Speech Prosody 2010
Chicago, IL, USA
Affective Speech Synthesis is quite important for various applications like storytelling, speech based user interfaces, computer games, etc. However, some studies revealed that Text-To-Speech (TTS) systems have tendency for not conveying a suitable emotional expressivity in their outputs. Due to the recent convergence of several analytical studies pertaining to affect and human speech, this problem can now be tackled by a new angle that has at its core an appropriate prosodic parameterization based on an intelligent detection of the affective clues of the input text. This, allied with recent findings on affective speech analysis, allows a suitable assignment of pitch accents, other prosodic parameters and signal properties that adhere to F0 and match the optimal parameterization for the emotion detected in the input text. Such approach allows the input text to be enriched with metainformation that assists efficiently the TTS system.

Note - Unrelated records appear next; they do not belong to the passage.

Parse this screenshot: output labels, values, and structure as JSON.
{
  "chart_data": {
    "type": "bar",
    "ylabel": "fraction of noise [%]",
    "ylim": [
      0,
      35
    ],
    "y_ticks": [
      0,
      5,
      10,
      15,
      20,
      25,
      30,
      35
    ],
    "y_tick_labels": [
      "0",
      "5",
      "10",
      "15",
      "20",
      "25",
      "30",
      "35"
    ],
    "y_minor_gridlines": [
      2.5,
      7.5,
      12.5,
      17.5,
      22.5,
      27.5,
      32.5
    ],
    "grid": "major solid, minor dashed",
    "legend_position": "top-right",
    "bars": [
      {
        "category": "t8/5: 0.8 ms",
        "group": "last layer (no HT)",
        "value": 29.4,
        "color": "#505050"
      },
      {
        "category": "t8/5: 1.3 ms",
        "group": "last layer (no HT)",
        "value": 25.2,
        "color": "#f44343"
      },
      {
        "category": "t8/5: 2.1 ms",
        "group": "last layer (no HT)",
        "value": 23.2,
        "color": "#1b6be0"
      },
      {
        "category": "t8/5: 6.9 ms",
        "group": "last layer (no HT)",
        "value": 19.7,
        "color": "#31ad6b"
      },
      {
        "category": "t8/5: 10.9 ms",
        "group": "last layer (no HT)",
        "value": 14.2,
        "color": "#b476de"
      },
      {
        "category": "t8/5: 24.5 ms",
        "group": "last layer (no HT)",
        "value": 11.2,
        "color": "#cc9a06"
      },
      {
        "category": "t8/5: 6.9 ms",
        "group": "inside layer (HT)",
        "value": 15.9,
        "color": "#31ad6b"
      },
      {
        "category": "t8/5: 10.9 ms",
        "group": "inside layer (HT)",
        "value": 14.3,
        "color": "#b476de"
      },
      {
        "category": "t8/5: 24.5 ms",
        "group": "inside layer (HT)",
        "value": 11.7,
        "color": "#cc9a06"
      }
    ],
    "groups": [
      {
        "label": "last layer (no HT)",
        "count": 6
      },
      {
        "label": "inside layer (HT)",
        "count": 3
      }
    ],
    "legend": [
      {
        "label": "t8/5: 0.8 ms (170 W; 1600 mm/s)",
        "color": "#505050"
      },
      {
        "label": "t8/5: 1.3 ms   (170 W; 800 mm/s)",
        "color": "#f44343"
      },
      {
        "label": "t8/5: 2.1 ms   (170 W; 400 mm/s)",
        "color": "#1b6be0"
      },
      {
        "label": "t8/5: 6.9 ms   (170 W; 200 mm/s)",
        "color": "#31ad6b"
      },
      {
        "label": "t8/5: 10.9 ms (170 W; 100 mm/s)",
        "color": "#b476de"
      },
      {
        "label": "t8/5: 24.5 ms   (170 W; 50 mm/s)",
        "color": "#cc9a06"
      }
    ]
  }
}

Furthermore, the output of the TTS system is also postprocessed in order to enhance its affective content. Several preliminary tests confirm the validity of our approach and encourage us to continue its exploration.
Index Terms: speech synthesis, intelligent text processing, affect sensing, prosody
Bibliographic reference. Shaikh, Mostafa Al Masum / Rebordao, Antonio Rui Ferreira / Hirose, Keikichi (2010): "Improving TTS synthesis for emotional expressivity by a prosodic parameterization of affect based on linguistic analysis", In SP-2010, paper 970.